Das konkrete Verhalten der Beklagte ließ nicht das Ziel erkennen, alsbald zu einem beiderseits inter­es­sen­ge­rechten Ergebnis zu gelangen. Die Verhandlungen waren vielmehr von einem einseitigen Infor­ma­ti­o­nsfluss von der Klägerin zur Beklagten geprägt. Da die Beklagte gegen ihre Lizen­zob­lie­genheit nach § 4 UrhDaG verstoßen hat, kann dahinstehen, ob die Beklagten ihre Pflichten zur einfachen und qualifizierten Blockierung nach §§ 7, 8 UrhDaG erfüllt hat. Um in den Vorteil der Enthaftung zu kommen, hat die Beklagte die Pflichten aus §§ 4, 7 bis 11 UrhDaG kumulativ zu erfüllen. Die folgt nicht nur aus dem Wortlaut, sondern auch aus dem regulatorischen Kontext der genannten Vorschriften. Die §§ 1 ff.
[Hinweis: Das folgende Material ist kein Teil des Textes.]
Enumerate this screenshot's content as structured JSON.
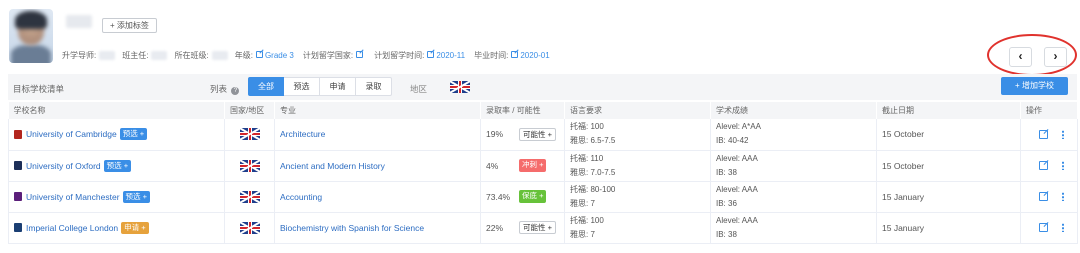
{
  "profile": {
    "add_tag": "+ 添加标签",
    "meta": {
      "advisor_label": "升学导师:",
      "head_teacher_label": "班主任:",
      "class_label": "所在班级:",
      "grade_label": "年级:",
      "grade_value": "Grade 3",
      "country_label": "计划留学国家:",
      "study_time_label": "计划留学时间:",
      "study_time_value": "2020-11",
      "graduation_label": "毕业时间:",
      "graduation_value": "2020-01"
    },
    "prev": "‹",
    "next": "›"
  },
  "toolbar": {
    "title": "目标学校清单",
    "list_label": "列表",
    "help": "?",
    "tabs": [
      "全部",
      "预选",
      "申请",
      "录取"
    ],
    "active_tab": "全部",
    "region_label": "地区",
    "add_school": "+ 增加学校"
  },
  "table": {
    "columns": [
      "学校名称",
      "国家/地区",
      "专业",
      "录取率 / 可能性",
      "语言要求",
      "学术成绩",
      "截止日期",
      "操作"
    ],
    "rows": [
      {
        "school": "University of Cambridge",
        "status": "预选 +",
        "status_color": "#3a8ee6",
        "icon_color": "#b3261e",
        "major": "Architecture",
        "rate": "19%",
        "chance": "可能性 +",
        "chance_style": "plain",
        "lang1": "托福: 100",
        "lang2": "雅思: 6.5-7.5",
        "acad1": "Alevel: A*AA",
        "acad2": "IB: 40-42",
        "deadline": "15 October"
      },
      {
        "school": "University of Oxford",
        "status": "预选 +",
        "status_color": "#3a8ee6",
        "icon_color": "#1d2f58",
        "major": "Ancient and Modern History",
        "rate": "4%",
        "chance": "冲刺 +",
        "chance_style": "red",
        "lang1": "托福: 110",
        "lang2": "雅思: 7.0-7.5",
        "acad1": "Alevel: AAA",
        "acad2": "IB: 38",
        "deadline": "15 October"
      },
      {
        "school": "University of Manchester",
        "status": "预选 +",
        "status_color": "#3a8ee6",
        "icon_color": "#5b1f7a",
        "major": "Accounting",
        "rate": "73.4%",
        "chance": "保底 +",
        "chance_style": "green",
        "lang1": "托福: 80-100",
        "lang2": "雅思: 7",
        "acad1": "Alevel: AAA",
        "acad2": "IB: 36",
        "deadline": "15 January"
      },
      {
        "school": "Imperial College London",
        "status": "申请 +",
        "status_color": "#e6a23c",
        "icon_color": "#1b3f73",
        "major": "Biochemistry with Spanish for Science",
        "rate": "22%",
        "chance": "可能性 +",
        "chance_style": "plain",
        "lang1": "托福: 100",
        "lang2": "雅思: 7",
        "acad1": "Alevel: AAA",
        "acad2": "IB: 38",
        "deadline": "15 January"
      }
    ]
  }
}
UrhDaG bezwecken in Umsetzung von Art. 17 der RL 2019/790/EU diejenigen, deren urheber­rechtlich geschützte Inhalte auf Upload-Plattformen genutzt werden, an der dabei stattfindenden Wertschöpfung partizipieren zu lassen. Die Entwicklung des Marktes für die Vergabe von Lizenzen zwischen Rechteinhabern und Diens­tean­bietern für das Teilen von Online-Inhalten soll gefördert und den Rechtsinhabern die Erzielung höherer Lizenzeinnahmen ermöglicht werden. Die angestrebte Teilhabe des Rechteinhabers an der Wertschöpfung liefe indes leer, wenn es der Diensteanbieter in der Hand hätte, in den Fällen des § 4 Abs. 2 UrhDaG zwischen Lizenzierung und Blockierung zu wählen und sich im Falle eines Verstoßes gegen die Lizen­zie­rungs­ob­lie­genheit auf die getroffenen Maßnahmen zur qualifizierten Blockierung (§ 7 UrhDaG) und einfachen Blockierung (§ 8 UrhDaG) zurückzuziehen. Das Urteil ist nicht rechtskräftig.